Le vétéran Laurie Manzer, qui consomme lui-même de la marijuana médicale, espère qu’elle ne sera pas en vente dans les magasins d’alcools que gère le gouvernement.

«Je sais que beaucoup de mes amis ont des problèmes de dépendance à l’alcool et à d’autres drogues et ils utilisent la consommation de cannabis comme thérapie pour atténuer cette dépendance. Ce n’est pas bon pour ces personnes d’entrer dans un magasin d’alcool et de devoir acheter leur médicament», a-t-il témoigné.

Il insiste sur l’importance de réguler la marijuana médicale et récréative de manière distincte. Il craint que la forte demande pour cette dernière ne limite l’offre pour ceux qui en font un usage médical.

Le président de Travail sécuritaire NB, Tim Petersen, souligne pour sa part que les employeurs ont la responsabilité de fournir un environnement de travail sécuritaire et que les employés devront quant à eux signaler s’ils ne sont pas en mesure d’effectuer leurs tâches.

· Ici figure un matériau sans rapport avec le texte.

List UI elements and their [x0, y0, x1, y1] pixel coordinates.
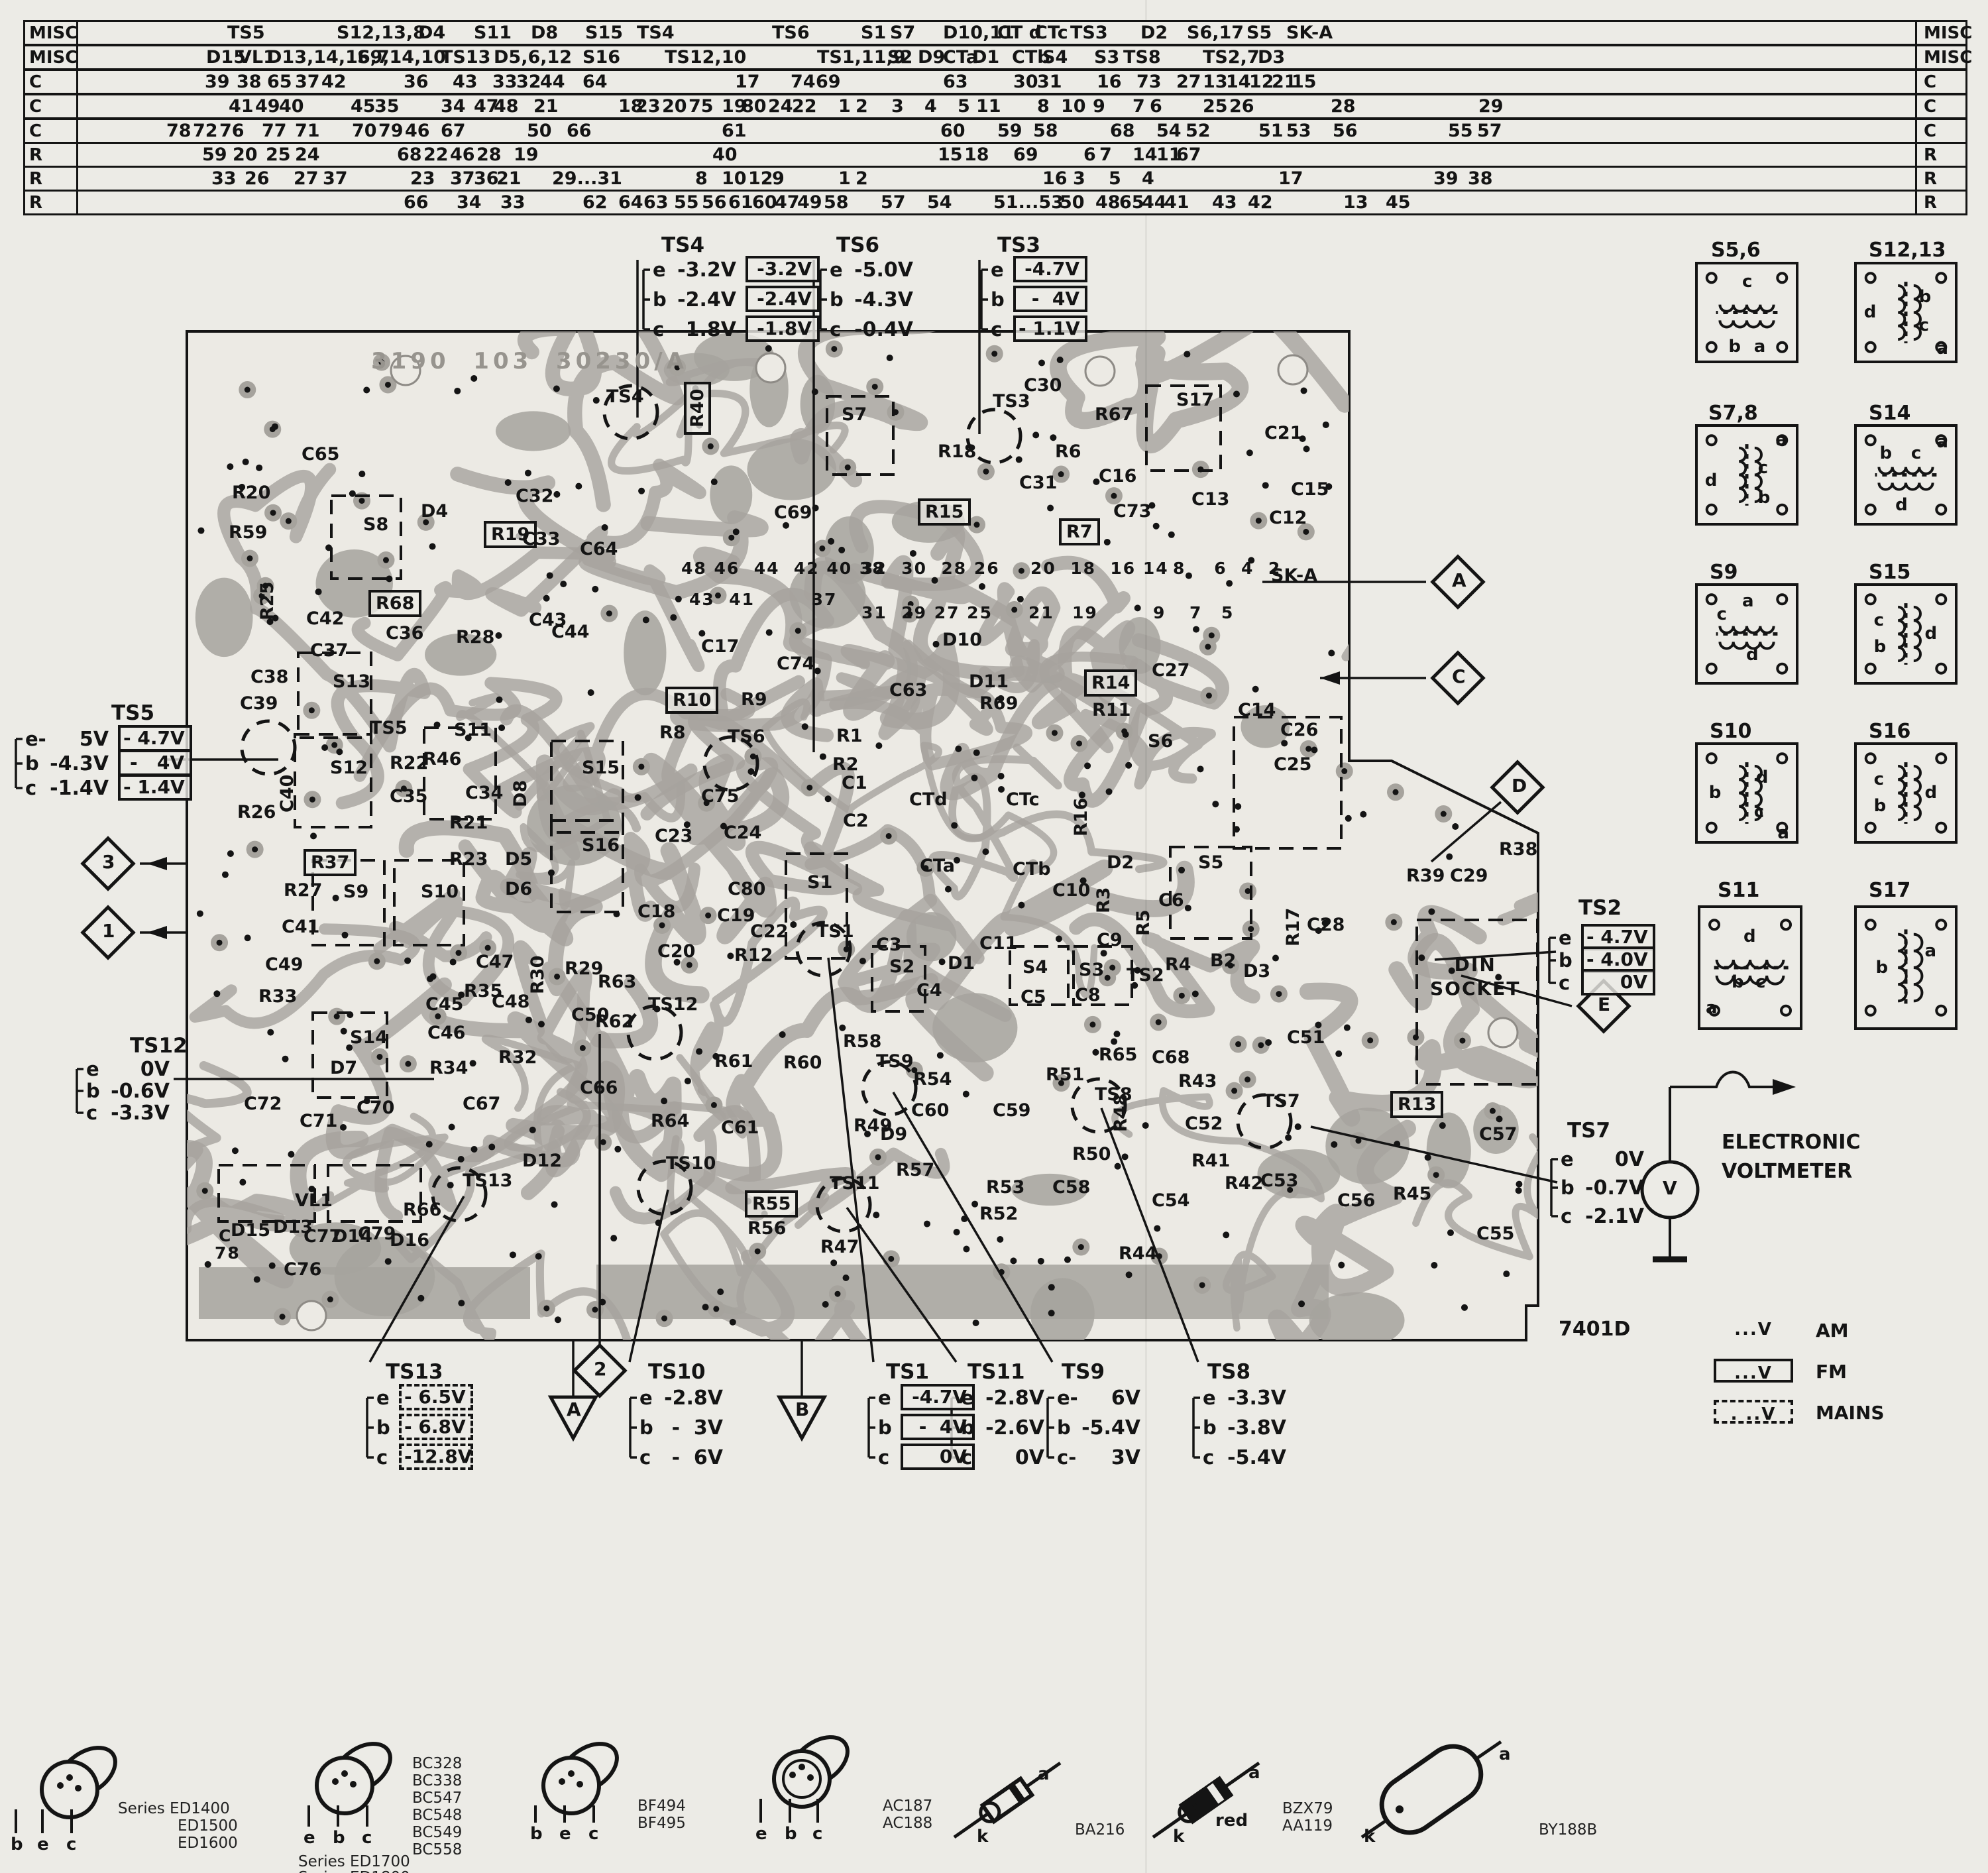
- board-label-R57: R57: [896, 1161, 934, 1179]
- board-label-TS9: TS9: [876, 1052, 914, 1070]
- pcb-graphic: [1421, 398, 1428, 404]
- board-label-32302826: 32 30 28 26: [861, 560, 1000, 577]
- coil-diagram-box-S15: [1854, 583, 1958, 685]
- legend-type-label-Series-ED1400: Series ED1400: [118, 1800, 230, 1817]
- pcb-graphic: [1428, 908, 1435, 915]
- pcb-graphic: [529, 1127, 536, 1133]
- table-cell: 41: [229, 96, 254, 117]
- pcb-graphic: [199, 1267, 530, 1319]
- pcb-graphic: [971, 1201, 978, 1208]
- coil-diagram-title-S11: S11: [1718, 879, 1759, 902]
- pcb-graphic: [385, 382, 391, 388]
- pcb-graphic: [470, 375, 477, 382]
- table-cell: 65: [267, 72, 292, 92]
- board-label-C29: C29: [1450, 867, 1488, 885]
- callout-box-TS4-e: -3.2V: [746, 256, 820, 282]
- coil-diagram-title-S17: S17: [1869, 879, 1910, 902]
- pcb-graphic: [659, 923, 665, 929]
- table-cell: 36: [474, 168, 499, 189]
- board-label-C76: C76: [284, 1261, 321, 1278]
- table-cell: 42: [1248, 192, 1273, 213]
- pcb-graphic: [945, 886, 952, 893]
- table-cell: 54: [1156, 121, 1182, 141]
- pcb-graphic: [789, 1772, 796, 1778]
- pcb-graphic: [1478, 701, 1484, 707]
- table-cell: 17: [735, 72, 760, 92]
- table-cell: 50: [527, 121, 552, 141]
- table-cell: 58: [1033, 121, 1058, 141]
- board-label-C46: C46: [427, 1024, 465, 1042]
- pcb-graphic: [496, 697, 502, 703]
- pcb-graphic: [1125, 762, 1132, 769]
- pcb-graphic: [197, 528, 204, 534]
- callout-value-TS6-e: -5.0V: [847, 258, 913, 282]
- mode-label-mains: MAINS: [1816, 1402, 1885, 1424]
- pcb-graphic: [1052, 730, 1058, 736]
- board-label-C56: C56: [1337, 1192, 1375, 1210]
- callout-pin-TS12-b: b: [86, 1080, 100, 1102]
- coil-pin-S11-d: d: [1743, 927, 1756, 946]
- board-label-C61: C61: [721, 1119, 759, 1137]
- board-label-C57: C57: [1479, 1125, 1517, 1143]
- table-cell: 37: [295, 72, 320, 92]
- board-label-TS7: TS7: [1262, 1092, 1300, 1110]
- board-label-C55: C55: [1476, 1225, 1514, 1243]
- board-label-C34: C34: [465, 784, 503, 802]
- board-label-R50: R50: [1072, 1145, 1111, 1163]
- diamond-connector-label-A: A: [1452, 569, 1466, 591]
- board-label-R5: R5: [1134, 909, 1152, 936]
- table-cell: D4: [418, 23, 445, 43]
- table-row-r-5: RR5920252468224628194015186967141167: [23, 142, 1967, 168]
- pcb-graphic: [1258, 1042, 1264, 1048]
- pcb-graphic: [755, 1248, 761, 1254]
- board-label-C30: C30: [1024, 376, 1062, 394]
- board-label-R7: R7: [1059, 518, 1100, 545]
- mode-label-fm: FM: [1816, 1361, 1847, 1383]
- pcb-graphic: [197, 910, 203, 917]
- legend-pin-e: e: [755, 1824, 767, 1844]
- din-socket-label: DINSOCKET: [1430, 953, 1520, 1001]
- board-label-S1: S1: [807, 874, 832, 891]
- pcb-graphic: [553, 491, 560, 498]
- pcb-graphic: [1490, 1108, 1496, 1114]
- table-cell: 6: [1083, 144, 1096, 165]
- board-label-20181614: 20 18 16 14: [1030, 560, 1169, 577]
- pcb-graphic: [991, 351, 997, 357]
- pcb-graphic: [1019, 568, 1024, 574]
- table-cell: 60: [940, 121, 966, 141]
- pcb-graphic: [449, 1123, 455, 1130]
- pcb-graphic: [843, 1275, 850, 1281]
- pcb-graphic: [1104, 539, 1111, 545]
- callout-value-TS10-b: - 3V: [657, 1416, 723, 1440]
- table-cell: 68: [397, 144, 422, 165]
- coil-pin-S15-c: c: [1874, 610, 1884, 630]
- pcb-graphic: [1184, 351, 1190, 357]
- pcb-graphic: [711, 1102, 717, 1108]
- pcb-graphic: [1233, 390, 1240, 397]
- board-label-R8: R8: [659, 724, 686, 742]
- legend-pin-e: e: [559, 1824, 571, 1844]
- table-cell: 3: [891, 96, 904, 117]
- board-label-R58: R58: [843, 1033, 881, 1050]
- callout-value-TS8-b: -3.8V: [1220, 1416, 1286, 1440]
- triangle-connector-label-A: A: [567, 1398, 581, 1420]
- coil-pin-S12,13-d: d: [1864, 302, 1877, 322]
- table-cell: 40: [279, 96, 304, 117]
- arrowhead: [147, 857, 167, 870]
- pcb-graphic: [547, 572, 553, 579]
- pcb-graphic: [982, 848, 989, 855]
- table-cell: 33: [211, 168, 237, 189]
- board-label-C66: C66: [580, 1079, 618, 1097]
- pcb-graphic: [404, 957, 411, 964]
- table-cell: 78: [166, 121, 192, 141]
- board-label-S15: S15: [582, 759, 620, 777]
- pcb-graphic: [802, 723, 808, 730]
- table-cell: 8: [695, 168, 708, 189]
- callout-value-TS12-e: 0V: [103, 1058, 170, 1081]
- board-label-S16: S16: [582, 836, 620, 854]
- pcb-graphic: [1101, 950, 1107, 956]
- legend-pin-red: red: [1215, 1811, 1248, 1831]
- pcb-graphic: [1303, 529, 1309, 535]
- mode-symbol-mains: . ..V: [1714, 1400, 1793, 1424]
- pcb-graphic: [819, 545, 825, 551]
- table-cell: 24: [295, 144, 320, 165]
- pcb-graphic: [1016, 456, 1022, 463]
- pcb-graphic: [1113, 1031, 1120, 1037]
- callout-value-TS6-c: -0.4V: [847, 318, 913, 341]
- table-cell: S5: [1246, 23, 1272, 43]
- pcb-graphic: [1514, 740, 1531, 758]
- coil-pin-S9-d: d: [1746, 645, 1759, 665]
- pcb-graphic: [272, 424, 278, 430]
- pcb-graphic: [383, 557, 389, 563]
- pcb-graphic: [315, 589, 322, 595]
- board-label-R69: R69: [979, 695, 1018, 712]
- pcb-graphic: [1011, 606, 1017, 612]
- pcb-graphic: [1226, 580, 1233, 587]
- board-label-R66: R66: [403, 1201, 441, 1219]
- pcb-graphic: [859, 958, 866, 964]
- pcb-graphic: [1192, 991, 1199, 997]
- board-label-C33: C33: [522, 530, 560, 548]
- board-label-R25: R25: [258, 582, 276, 620]
- table-cell: 49: [255, 96, 280, 117]
- board-label-C32: C32: [516, 487, 553, 505]
- table-cell: 17: [1278, 168, 1303, 189]
- callout-box-TS4-b: -2.4V: [746, 286, 820, 312]
- diamond-connector-label-1: 1: [102, 920, 115, 942]
- pcb-graphic: [245, 387, 250, 393]
- board-label-R26: R26: [237, 803, 276, 821]
- board-label-C69: C69: [774, 504, 812, 522]
- table-cell: 16: [1097, 72, 1122, 92]
- service-manual-pcb-sheet: MISCMISCTS5S12,13,8D4S11D8S15TS4TS6S1S7D…: [0, 0, 1988, 1873]
- board-label-C72: C72: [244, 1095, 282, 1113]
- callout-pin-TS6-c: c: [830, 318, 841, 341]
- board-label-R44: R44: [1119, 1245, 1157, 1263]
- pcb-graphic: [828, 538, 834, 545]
- coil-diagram-title-S15: S15: [1869, 561, 1910, 584]
- pcb-graphic: [888, 1256, 894, 1262]
- board-label-C48: C48: [492, 993, 529, 1011]
- table-cell: 22: [792, 96, 817, 117]
- callout-title-TS8: TS8: [1207, 1360, 1250, 1384]
- table-cell: TS8: [1123, 47, 1161, 68]
- callout-value-TS12-c: -3.3V: [103, 1102, 170, 1125]
- pcb-graphic: [1465, 700, 1482, 717]
- pcb-graphic: [321, 744, 328, 751]
- callout-pin-TS2-b: b: [1559, 949, 1573, 972]
- pcb-graphic: [765, 345, 772, 352]
- pcb-graphic: [1519, 746, 1525, 752]
- coil-pin-S16-b: b: [1874, 796, 1887, 816]
- table-cell: 38: [237, 72, 262, 92]
- pcb-graphic: [1427, 683, 1433, 689]
- table-cell: 45: [1386, 192, 1411, 213]
- board-label-21: 21: [1028, 604, 1054, 621]
- pcb-graphic: [1516, 1181, 1522, 1188]
- pcb-graphic: [727, 952, 734, 959]
- callout-pin-TS8-c: c: [1203, 1446, 1214, 1469]
- board-label-R45: R45: [1393, 1185, 1431, 1203]
- table-row-label-right: C: [1915, 71, 1965, 93]
- legend-type-label-BC328: BC328: [412, 1755, 462, 1772]
- table-cell: 10: [1061, 96, 1086, 117]
- pcb-graphic: [730, 1319, 736, 1326]
- legend-pin-e: e: [304, 1828, 315, 1848]
- coil-diagram-title-S7,8: S7,8: [1708, 402, 1758, 425]
- pcb-graphic: [1256, 518, 1262, 524]
- pcb-graphic: [1305, 746, 1311, 752]
- pcb-graphic: [1111, 1039, 1117, 1045]
- table-cell: 5: [958, 96, 970, 117]
- table-cell: 50: [1060, 192, 1085, 213]
- pcb-graphic: [806, 785, 812, 791]
- table-cell: S12,13,8: [337, 23, 425, 43]
- pcb-graphic: [1179, 993, 1185, 999]
- board-label-C41: C41: [282, 918, 319, 936]
- board-label-TS2: TS2: [1127, 966, 1164, 984]
- pcb-graphic: [227, 850, 234, 857]
- table-cell: 70: [352, 121, 377, 141]
- board-label-C5: C5: [1021, 988, 1046, 1006]
- callout-pin-TS9-b: b: [1057, 1416, 1071, 1439]
- board-label-CTd: CTd: [909, 791, 948, 809]
- pcb-graphic: [979, 583, 985, 590]
- board-label-R23: R23: [449, 850, 488, 868]
- table-cell: 30: [1013, 72, 1038, 92]
- table-cell: 62: [582, 192, 608, 213]
- coil-pin-S5,6-b: b: [1728, 337, 1741, 357]
- pcb-graphic: [687, 962, 692, 968]
- board-label-R48: R48: [1112, 1094, 1130, 1132]
- board-label-19: 19: [1072, 604, 1098, 621]
- board-label-C42: C42: [306, 610, 344, 628]
- pcb-graphic: [1341, 768, 1347, 774]
- table-cell: 20: [662, 96, 687, 117]
- pcb-graphic: [243, 459, 249, 465]
- board-label-R30: R30: [529, 956, 547, 994]
- board-label-9: 9: [1153, 604, 1166, 621]
- pcb-graphic: [1235, 803, 1241, 810]
- board-label-C2: C2: [843, 812, 869, 830]
- callout-pin-TS5-b: b: [25, 752, 39, 775]
- table-cell: 63: [943, 72, 968, 92]
- board-label-C38: C38: [250, 668, 288, 686]
- pcb-graphic: [454, 388, 461, 394]
- board-label-D6: D6: [505, 880, 532, 898]
- table-cell: 40: [712, 144, 738, 165]
- board-label-C18: C18: [637, 903, 675, 921]
- legend-type-label-ED1600: ED1600: [178, 1835, 238, 1852]
- board-label-R34: R34: [429, 1059, 468, 1077]
- table-cell: 36: [404, 72, 429, 92]
- board-label-C36: C36: [386, 624, 423, 642]
- callout-value-TS11-b: -2.6V: [978, 1416, 1044, 1440]
- board-label-R40: R40: [684, 382, 711, 435]
- pcb-graphic: [286, 518, 292, 524]
- pcb-graphic: [1425, 1154, 1431, 1161]
- pcb-graphic: [232, 1147, 239, 1154]
- board-label-C22: C22: [750, 923, 788, 940]
- pcb-graphic: [963, 1091, 969, 1098]
- pcb-graphic: [831, 346, 837, 352]
- pcb-graphic: [1323, 422, 1329, 428]
- callout-box-TS2-c: 0V: [1581, 969, 1655, 995]
- table-cell: 55: [674, 192, 699, 213]
- pcb-graphic: [1047, 505, 1054, 512]
- pcb-graphic: [933, 641, 940, 648]
- pcb-graphic: [1078, 1244, 1084, 1250]
- table-cell: 72: [193, 121, 218, 141]
- pcb-graphic: [1111, 493, 1117, 499]
- pcb-graphic: [405, 1061, 411, 1067]
- board-label-C31: C31: [1019, 474, 1057, 492]
- pcb-graphic: [1508, 353, 1514, 359]
- board-label-TS12: TS12: [648, 995, 698, 1013]
- coil-pin-S14-b: b: [1879, 443, 1892, 463]
- callout-pin-TS8-e: e: [1203, 1387, 1216, 1409]
- board-label-D7: D7: [330, 1059, 357, 1077]
- callout-pin-TS8-b: b: [1203, 1416, 1217, 1439]
- pcb-graphic: [887, 355, 893, 361]
- pcb-graphic: [1235, 1041, 1241, 1047]
- table-cell: 49: [797, 192, 822, 213]
- pcb-graphic: [635, 794, 641, 801]
- board-label-R2: R2: [832, 756, 859, 773]
- pcb-graphic: [1367, 1037, 1373, 1043]
- pcb-graphic: [1212, 801, 1219, 807]
- pcb-graphic: [1303, 445, 1310, 452]
- table-cell: 68: [1110, 121, 1135, 141]
- pcb-graphic: [485, 945, 491, 951]
- coil-pin-S14-d: d: [1895, 495, 1908, 515]
- pcb-graphic: [924, 1221, 930, 1227]
- pcb-graphic: [429, 543, 436, 549]
- board-label-C21: C21: [1264, 424, 1302, 442]
- pcb-graphic: [1154, 1225, 1160, 1231]
- pcb-graphic: [336, 748, 343, 755]
- table-cell: 44: [540, 72, 565, 92]
- pcb-graphic: [470, 1060, 476, 1066]
- pcb-graphic: [1018, 902, 1024, 909]
- table-cell: S9,14,10: [357, 47, 446, 68]
- board-label-R4: R4: [1165, 956, 1191, 974]
- pcb-graphic: [973, 750, 980, 756]
- table-cell: 9: [772, 168, 785, 189]
- pcb-graphic: [1418, 954, 1425, 961]
- table-cell: 56: [702, 192, 727, 213]
- board-label-C8: C8: [1075, 986, 1101, 1004]
- pcb-graphic: [1295, 1123, 1301, 1130]
- table-cell: 9: [1093, 96, 1105, 117]
- callout-pin-TS7-c: c: [1561, 1205, 1572, 1227]
- legend-pin-a: a: [1499, 1744, 1511, 1764]
- pcb-graphic: [1134, 604, 1141, 611]
- pcb-graphic: [1038, 360, 1045, 367]
- table-cell: TS2,7: [1203, 47, 1260, 68]
- pcb-graphic: [971, 775, 977, 781]
- pcb-graphic: [661, 1316, 667, 1322]
- board-label-S8: S8: [363, 516, 388, 534]
- coil-pin-S15-d: d: [1925, 624, 1938, 644]
- coil-pin-S7,8-b: b: [1758, 488, 1771, 508]
- pcb-graphic: [374, 958, 380, 964]
- pcb-graphic: [708, 443, 714, 449]
- board-label-R38: R38: [1499, 840, 1537, 858]
- mode-symbol-fm: ...V: [1714, 1359, 1793, 1383]
- voltmeter-wire: [1670, 1072, 1789, 1088]
- table-cell: 22: [423, 144, 449, 165]
- pcb-graphic: [951, 822, 958, 828]
- pcb-graphic: [359, 498, 364, 504]
- legend-type-label-AC187: AC187: [883, 1797, 932, 1815]
- pcb-graphic: [1376, 466, 1383, 473]
- board-label-R28: R28: [456, 628, 494, 646]
- diode-body: [977, 1779, 1032, 1826]
- board-label-31292725: 31 29 27 25: [861, 604, 993, 621]
- board-label-C59: C59: [993, 1102, 1030, 1119]
- board-label-R33: R33: [258, 988, 297, 1005]
- table-cell: 55: [1448, 121, 1473, 141]
- board-label-C67: C67: [463, 1095, 500, 1113]
- table-cell: TS5: [227, 23, 265, 43]
- table-cell: 26: [245, 168, 270, 189]
- table-row-label-left: R: [25, 144, 78, 166]
- pcb-graphic: [954, 1229, 960, 1235]
- table-cell: 2: [856, 96, 868, 117]
- pcb-graphic: [334, 1013, 340, 1019]
- callout-value-TS5-b: -4.3V: [42, 752, 109, 775]
- pcb-graphic: [973, 522, 979, 528]
- table-cell: 37: [323, 168, 348, 189]
- pcb-graphic: [937, 1052, 944, 1058]
- arrowhead: [147, 926, 167, 939]
- board-label-R9: R9: [741, 691, 767, 709]
- table-row-label-right: R: [1915, 192, 1965, 213]
- board-label-C74: C74: [777, 655, 814, 673]
- board-label-C65: C65: [302, 445, 339, 463]
- callout-title-TS12: TS12: [130, 1034, 188, 1058]
- board-label-R6: R6: [1055, 443, 1081, 461]
- pcb-graphic: [458, 1300, 465, 1306]
- board-label-R51: R51: [1046, 1066, 1084, 1084]
- coil-symbol: [1857, 745, 1955, 841]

«Tous les gens qui travaillent là-dessus ont découvert qu’essayer de déterminer par des tests à quel point les facultés sont affaiblies est très difficile. Ça pourrait être le plus gros défi auquel nous devrions faire face», a-t-il prévenu.

Les autorités municipales de Fredericton craignent pour leur part qu’il revienne aux municipalités de tenir les conducteurs intoxiqués à l’oeil.

Le comité ne formulera aucune recommandation: il résumera les interventions dans un rapport qu’il présentera au gouvernement provincial d’ici septembre.